Seems as if one ought make that offering. Sideways crosses are those unholy ones, created out of vices and dysfunctions, borne often without the person realizing the burden--without realizing how ridiculously unnecessary, and also how damaging.

They are like tiny voles in the Mary Gardens, quietly and swiftly boring down into the mulch to gnaw the roots of trees, bulbs, perennials, grass. The gardener must act swiftly and rid them out, or the lovely gardens will be lost, the trees and other plant life will suffer, languish, die.

So, too, the soul that suffers sideways crosses that are not detected and rid out.

Should one suffer one's own sideways crosses? No. They must be detected and rid out. No delaying. See them for what they are, for the victim souls' own sideways crosses prohibit freely accepting the holy crosses Jesus offers and desires the victim souls to bear for love of Him and love of others.

But suffering others' sideways crosses is made in the offering, and the prayer includes desiring those others to be able to detect and rid out their own sideways crosses. Souls are not free to follow Jesus until those sideways crosses are out of their interior landscape.

Sideways crosses can be so subtle. Here's one detected in a person: a fascination with whatever parish priest's life. Then the desire to discuss the details of conversations and whatever information the priest lets slip, such as during a visit or dinner invitation. Such a sideways cross creeps into other conversations, seeking out (like the vole boring holes hoping to discover succulent roots) information on other priests' lives who others might know about.

Women are prone to this sideways cross, but men have been noted to discuss Father so-and-so.
This sideways cross is gossip, of course, but it has insidious undertones of infatuation, and the tidbits gleaned of the priests' lives can become quite the spiritual distraction and can feed emotional deprivations.

What motivates such a sideways cross? Loneliness? Curiosity? Boredom with oneself or one's other relationships? Intrigue with the otherwise hidden life of another--desire to unravel a mystery? Well, this latter is a subset of curiosity. Women tend to suffer this vice more than men, but anyone can construct sideways crosses from idle curiosity.

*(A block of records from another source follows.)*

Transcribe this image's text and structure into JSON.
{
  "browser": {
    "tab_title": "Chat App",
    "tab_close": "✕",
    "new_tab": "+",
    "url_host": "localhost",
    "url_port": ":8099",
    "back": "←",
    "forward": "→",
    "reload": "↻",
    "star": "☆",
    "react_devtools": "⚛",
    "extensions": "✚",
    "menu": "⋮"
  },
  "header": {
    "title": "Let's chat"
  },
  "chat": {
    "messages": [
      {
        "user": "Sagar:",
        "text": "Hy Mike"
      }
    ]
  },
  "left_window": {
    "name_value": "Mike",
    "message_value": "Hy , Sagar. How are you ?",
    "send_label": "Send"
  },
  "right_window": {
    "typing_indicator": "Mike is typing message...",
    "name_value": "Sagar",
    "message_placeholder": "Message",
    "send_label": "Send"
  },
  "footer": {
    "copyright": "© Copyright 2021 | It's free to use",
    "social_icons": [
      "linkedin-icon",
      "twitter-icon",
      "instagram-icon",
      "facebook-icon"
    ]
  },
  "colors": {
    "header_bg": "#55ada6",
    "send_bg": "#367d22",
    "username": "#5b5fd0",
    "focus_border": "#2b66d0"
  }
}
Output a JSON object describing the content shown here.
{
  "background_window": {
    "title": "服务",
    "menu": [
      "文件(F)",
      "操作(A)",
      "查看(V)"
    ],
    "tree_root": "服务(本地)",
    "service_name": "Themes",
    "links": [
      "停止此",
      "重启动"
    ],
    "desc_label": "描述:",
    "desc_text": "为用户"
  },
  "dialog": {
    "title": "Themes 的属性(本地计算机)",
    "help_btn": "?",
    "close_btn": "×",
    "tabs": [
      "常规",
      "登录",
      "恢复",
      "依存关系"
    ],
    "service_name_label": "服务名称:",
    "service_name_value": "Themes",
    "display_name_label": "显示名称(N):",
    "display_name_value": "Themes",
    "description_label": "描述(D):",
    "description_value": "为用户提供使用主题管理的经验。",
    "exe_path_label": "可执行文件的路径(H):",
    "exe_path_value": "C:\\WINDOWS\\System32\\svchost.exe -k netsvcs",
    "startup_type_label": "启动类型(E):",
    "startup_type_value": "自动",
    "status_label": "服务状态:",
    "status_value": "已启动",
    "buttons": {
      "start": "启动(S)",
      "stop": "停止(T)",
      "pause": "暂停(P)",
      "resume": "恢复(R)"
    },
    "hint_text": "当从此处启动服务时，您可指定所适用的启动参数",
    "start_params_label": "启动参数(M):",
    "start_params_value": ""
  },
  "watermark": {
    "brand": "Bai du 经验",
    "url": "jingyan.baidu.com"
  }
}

Perhaps this sideways cross is best rid out by the direct approach. If it is within oneself (and doesn't have to be a parish priest as object of curiosity--the movie star industry is filled with curious voyeurs who purchase tabloids), the poison must be placed in the vole-hole, or traps set. One must see the sideways cross as it is, root out the underlying needs, and instead feed on the spiritual, bolster the virtues, and pray for holy crosses to replace the dysfunctional ones.

If the sideways cross (of improper fascination, curiosity, obsession either spoken or mulled in the mind) is detected in another, do not succumb to the same or fall to discussion (which equates to listening to gossip or contributing to gossip). But this sideways cross, particularly when a priest is the object, is more pathetic due to whatever is motivating the interest.

Prayer to the Holy Spirit and the Virgin Mary, mother of priests and of all souls, will provide answers as to directly revealing the sideways cross to the one dragging it about, or to practice all the more changing the topic or removing oneself from the person who has constructed that type of cross within his- or herself.

But the Victim Soul of the Sacred heart should not abandon praying for that person, or from offering penances or to suffer on behalf of that person's suffering. Underneath this sideways cross is some other suffering of emotional need or desire, surely. Or it can boil down to a hunger that has grown into a vice problem, innocently masked as just simple interest or small talk.

Sideways crosses might not stand out blatantly as a tree that is photographed sideways. But as in the photo of a sideways balloon flower, the wrong of it jars the rightness and niggles the spiritually striving, sensitive conscience into desiring to set it aright.